「何か心当たりがありませんか? とうかがってみると、体重が減り続けてめまいやふらつきが出て、なんとか食べなきゃと卵入りの蒸しパンを毎日召し上がっていらっしゃいました。卵が入っているからタンパク質も取れるし、やわらかくて食べやすいので選んだとのことでしたが、LDLコレステロールの上昇となると卵が影響しているように思いましたので、何か代わりのものがないかと考えました。普段からコンビニで食事を購入される方でしたので、コンビニならレトルトや電子レンジでチンするタイプのお粥も売っていますから、蒸しパンの代わりにお粥を提案しました。また、お粥に合うおかずやエネルギー量が低下しないような献立のご提案もしました。エネルギー量や栄養価の違いなどを説明したところ、驚かれていました」(大塚さん)

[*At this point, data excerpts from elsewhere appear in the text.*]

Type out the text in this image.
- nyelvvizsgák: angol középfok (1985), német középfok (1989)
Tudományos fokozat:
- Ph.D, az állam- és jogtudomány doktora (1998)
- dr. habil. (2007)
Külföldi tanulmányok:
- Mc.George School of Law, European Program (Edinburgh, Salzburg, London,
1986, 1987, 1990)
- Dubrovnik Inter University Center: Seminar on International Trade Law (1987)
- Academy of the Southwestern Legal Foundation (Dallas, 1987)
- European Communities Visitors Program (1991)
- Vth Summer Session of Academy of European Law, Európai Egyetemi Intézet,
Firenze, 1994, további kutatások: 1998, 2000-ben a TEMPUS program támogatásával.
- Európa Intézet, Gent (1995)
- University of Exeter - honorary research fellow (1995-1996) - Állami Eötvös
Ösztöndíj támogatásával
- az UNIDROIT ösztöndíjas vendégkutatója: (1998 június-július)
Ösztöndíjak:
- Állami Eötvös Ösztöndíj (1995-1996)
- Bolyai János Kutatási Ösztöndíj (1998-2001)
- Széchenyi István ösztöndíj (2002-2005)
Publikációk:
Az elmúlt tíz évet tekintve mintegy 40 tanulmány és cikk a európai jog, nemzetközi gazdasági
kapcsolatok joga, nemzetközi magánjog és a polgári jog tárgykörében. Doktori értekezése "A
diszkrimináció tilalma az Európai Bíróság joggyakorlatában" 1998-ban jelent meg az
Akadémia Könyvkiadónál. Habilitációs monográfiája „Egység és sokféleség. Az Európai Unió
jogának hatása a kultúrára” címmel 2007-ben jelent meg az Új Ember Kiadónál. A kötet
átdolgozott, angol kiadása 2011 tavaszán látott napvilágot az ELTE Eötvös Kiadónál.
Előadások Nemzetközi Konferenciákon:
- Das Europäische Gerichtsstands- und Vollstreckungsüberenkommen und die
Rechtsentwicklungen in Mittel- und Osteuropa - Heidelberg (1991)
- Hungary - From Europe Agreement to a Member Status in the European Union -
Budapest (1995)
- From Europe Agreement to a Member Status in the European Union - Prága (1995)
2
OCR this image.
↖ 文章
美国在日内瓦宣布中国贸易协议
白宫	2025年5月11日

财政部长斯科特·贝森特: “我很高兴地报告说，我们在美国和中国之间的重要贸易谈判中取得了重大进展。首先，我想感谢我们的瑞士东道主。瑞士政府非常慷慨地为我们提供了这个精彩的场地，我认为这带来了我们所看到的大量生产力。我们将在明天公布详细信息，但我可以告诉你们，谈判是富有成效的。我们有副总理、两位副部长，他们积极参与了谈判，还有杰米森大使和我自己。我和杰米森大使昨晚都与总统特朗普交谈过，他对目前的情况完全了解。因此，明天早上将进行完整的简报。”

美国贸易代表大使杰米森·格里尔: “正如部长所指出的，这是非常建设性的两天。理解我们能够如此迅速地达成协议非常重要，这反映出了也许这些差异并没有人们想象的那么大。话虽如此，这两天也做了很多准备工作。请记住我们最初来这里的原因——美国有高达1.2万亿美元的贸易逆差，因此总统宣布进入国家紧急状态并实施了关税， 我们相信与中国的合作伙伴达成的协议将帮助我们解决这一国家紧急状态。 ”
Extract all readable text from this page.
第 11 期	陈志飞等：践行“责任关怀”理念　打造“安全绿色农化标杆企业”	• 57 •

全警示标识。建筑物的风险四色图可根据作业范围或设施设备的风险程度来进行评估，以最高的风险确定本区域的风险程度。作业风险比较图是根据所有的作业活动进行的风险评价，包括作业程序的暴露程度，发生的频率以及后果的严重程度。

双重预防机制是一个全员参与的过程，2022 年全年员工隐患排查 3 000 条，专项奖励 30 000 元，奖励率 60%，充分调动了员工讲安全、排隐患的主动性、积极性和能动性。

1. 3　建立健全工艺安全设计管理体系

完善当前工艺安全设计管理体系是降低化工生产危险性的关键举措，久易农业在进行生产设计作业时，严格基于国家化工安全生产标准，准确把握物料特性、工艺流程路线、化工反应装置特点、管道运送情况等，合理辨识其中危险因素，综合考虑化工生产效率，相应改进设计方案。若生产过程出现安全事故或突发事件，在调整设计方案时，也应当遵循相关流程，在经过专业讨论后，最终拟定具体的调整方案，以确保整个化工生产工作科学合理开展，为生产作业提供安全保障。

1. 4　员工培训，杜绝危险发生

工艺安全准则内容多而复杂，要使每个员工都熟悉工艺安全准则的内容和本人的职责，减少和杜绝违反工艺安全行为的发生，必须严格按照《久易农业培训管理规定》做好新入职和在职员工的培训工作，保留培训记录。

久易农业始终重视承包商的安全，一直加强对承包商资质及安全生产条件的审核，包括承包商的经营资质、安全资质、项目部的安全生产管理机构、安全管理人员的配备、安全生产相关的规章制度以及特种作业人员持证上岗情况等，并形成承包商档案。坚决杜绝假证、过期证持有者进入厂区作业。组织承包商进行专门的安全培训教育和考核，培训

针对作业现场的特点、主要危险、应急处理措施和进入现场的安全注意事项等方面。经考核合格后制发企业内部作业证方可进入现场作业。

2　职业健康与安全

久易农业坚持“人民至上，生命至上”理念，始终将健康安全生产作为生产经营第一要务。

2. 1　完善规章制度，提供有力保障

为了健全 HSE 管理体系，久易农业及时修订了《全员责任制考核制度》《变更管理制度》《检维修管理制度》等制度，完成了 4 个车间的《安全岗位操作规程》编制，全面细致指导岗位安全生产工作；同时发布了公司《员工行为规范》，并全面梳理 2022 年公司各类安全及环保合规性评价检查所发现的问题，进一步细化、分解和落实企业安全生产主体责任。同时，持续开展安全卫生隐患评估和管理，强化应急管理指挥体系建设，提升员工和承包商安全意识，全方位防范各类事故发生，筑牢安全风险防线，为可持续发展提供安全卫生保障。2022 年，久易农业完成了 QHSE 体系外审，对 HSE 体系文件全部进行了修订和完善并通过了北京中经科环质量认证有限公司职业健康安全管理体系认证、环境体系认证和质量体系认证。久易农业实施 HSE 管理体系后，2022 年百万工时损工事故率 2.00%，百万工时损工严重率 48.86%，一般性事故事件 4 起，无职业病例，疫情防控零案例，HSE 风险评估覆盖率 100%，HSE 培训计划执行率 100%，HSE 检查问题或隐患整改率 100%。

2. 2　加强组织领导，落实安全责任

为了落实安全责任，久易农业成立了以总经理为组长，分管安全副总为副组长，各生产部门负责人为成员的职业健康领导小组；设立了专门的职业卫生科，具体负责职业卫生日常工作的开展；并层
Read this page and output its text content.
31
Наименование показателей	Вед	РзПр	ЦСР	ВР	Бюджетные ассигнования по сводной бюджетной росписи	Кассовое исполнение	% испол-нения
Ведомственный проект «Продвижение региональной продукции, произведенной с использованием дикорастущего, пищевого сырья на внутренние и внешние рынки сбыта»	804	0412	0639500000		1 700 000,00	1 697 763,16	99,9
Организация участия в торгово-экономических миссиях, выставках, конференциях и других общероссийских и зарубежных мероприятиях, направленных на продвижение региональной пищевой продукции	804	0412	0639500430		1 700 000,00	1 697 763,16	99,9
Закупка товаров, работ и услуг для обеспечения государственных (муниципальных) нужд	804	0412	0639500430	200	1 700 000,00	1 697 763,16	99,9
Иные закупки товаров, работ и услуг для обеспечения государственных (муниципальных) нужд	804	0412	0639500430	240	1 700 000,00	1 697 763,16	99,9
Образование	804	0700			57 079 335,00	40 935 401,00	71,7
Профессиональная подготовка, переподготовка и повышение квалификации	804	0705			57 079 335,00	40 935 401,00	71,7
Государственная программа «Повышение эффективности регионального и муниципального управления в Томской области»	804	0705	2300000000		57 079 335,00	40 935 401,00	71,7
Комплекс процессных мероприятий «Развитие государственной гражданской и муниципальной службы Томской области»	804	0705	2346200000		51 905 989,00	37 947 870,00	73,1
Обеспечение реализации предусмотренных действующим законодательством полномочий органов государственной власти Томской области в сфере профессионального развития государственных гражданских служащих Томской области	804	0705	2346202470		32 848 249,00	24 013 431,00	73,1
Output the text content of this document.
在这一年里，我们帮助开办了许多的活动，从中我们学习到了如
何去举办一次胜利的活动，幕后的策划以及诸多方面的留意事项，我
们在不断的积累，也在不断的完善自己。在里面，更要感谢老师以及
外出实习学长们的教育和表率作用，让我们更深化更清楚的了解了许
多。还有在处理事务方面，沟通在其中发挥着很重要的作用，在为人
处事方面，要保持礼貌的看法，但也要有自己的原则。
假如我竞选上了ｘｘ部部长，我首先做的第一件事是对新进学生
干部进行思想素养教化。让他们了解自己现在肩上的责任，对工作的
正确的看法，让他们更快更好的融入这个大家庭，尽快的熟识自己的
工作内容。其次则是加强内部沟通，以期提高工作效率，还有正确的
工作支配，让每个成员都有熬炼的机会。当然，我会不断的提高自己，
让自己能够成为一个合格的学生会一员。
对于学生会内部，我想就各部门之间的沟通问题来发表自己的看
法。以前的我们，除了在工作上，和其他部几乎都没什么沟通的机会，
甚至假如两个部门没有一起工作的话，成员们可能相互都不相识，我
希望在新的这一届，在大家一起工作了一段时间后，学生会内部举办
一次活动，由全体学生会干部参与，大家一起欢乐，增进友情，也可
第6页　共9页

 自己判断で習慣的に食べているものを変えると、年齢や体質によっては過剰になったり不足になる栄養素があり、思わぬ結果をもたらすことがある。管理栄養士による栄養相談では、その人の体の状態や生活スタイルに合わせた提案と共に「実行できたか」「なぜできなかったか」というフォローアップもしてもらえる。体調の不安や病気の備えに、ぜひ栄養の専門家に相談してみてはどうだろうか。大塚さんが勤める薬樹薬局では、新型コロナウイルスの感染対策をとりながら、栄養相談を受け付けている。

仏教の教えにもお粥

 最後に、大塚さんが古くから日本の仏教でお粥の効能が伝えられてきたことを教えてくれた。禅宗の1つである曹洞宗の開祖・道元が1246年(寬元4)頃に撰述した『赴粥飯法』(ふしゅくはんぽう・僧堂における食事作法を細かく定めた規則を文書化したもの)の中に、「粥有十利(しゅうゆうじり)」というお粥の10の効能を記した文章がある。

1.色(しき) 血色を良くする
2.力(りき) 力がみなぎる
3.寿(じゅ) 寿命を延ばす
4.楽(らく) 苦痛が無い
5.詞清弁(ししょうべん) ことばがはっきりする
6.宿食(しゅくしょく) 胸のつかえが治る
7.風除 風邪を除く。風邪が治る
8.飢消 飢えを消す
9.渇消 渇をいやす
10.大小便調敵 便通が良くなる

 770年以上前から体調を整えると伝えられてきたお粥。病気と闘う時も、日常生活でも、上手に取り入れたい伝統食なのだ。